Because he does this, I can confidently declare that Udall has made the wrong call. Chimamanda Achidie’s Half of a Yellow Sun sounds like homework (interesting homework, but still homework). The Russian Debutante’s Handbook sounds like dessert.

GUILFOILE: You know a year ago in this space you and I were discussing Sam Lipsyte’s Home Land and one of us said this:

“Except for not shooting your friends on a hunting trip, I don’t think there’s anything harder than writing a successful comic novel.”

Then I noticed this passage in Brady Udall’s review:

“I’ve long been of the opinion that the comic novel is the most difficult literary form…”

Has Udall really “long been of the opinion” or is he ripping us off? I believe the Tournament of Books has its first plagiarist. Actually it’s less like plagiarism and more like three writers sharing a widely held belief, but this is America, dammit! I want to be aggrieved.

Still, that’s pretty weak.
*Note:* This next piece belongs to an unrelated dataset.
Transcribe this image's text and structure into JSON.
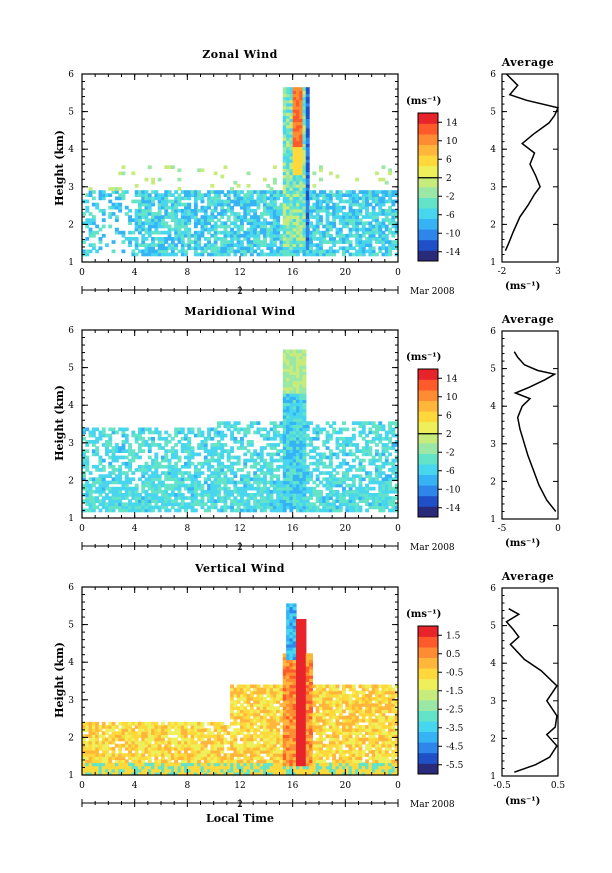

Let me try it again.

In December of 1999, I wrote a piece for the New Republic in which I suggested that since the millennium would really begin on January 1, 2001, not January 1, 2000, we should change its popular shorthand from Y2K to the Roman 2MI. On New Year’s Eve, two weeks after that article hit newsstands, Al Franken went on the air with Peter Jennings and did the exact same bit, lifted right from the page. He had even made up 2MI t-shirts and presented them to an amused Jennings. Have I mentioned this publicly before? No, because I think it’s entirely possible that two intelligent people could have come up with the same lame comedy bit independently, even if Al Franken has seven times been named, “Person most likely to subscribe to the New Republic.” Do I mention it now just as Franken begins his bid for the United States Senate because he might be able to throw some sweet perks my way (in the form of inaugural ball tickets and universal health care) in order to shut me up and avoid a Joe Biden-like plagiarism scandal right out of the gate. Yes. Yes I do.

Call me, Al. All these years later, I’m suddenly aggrieved.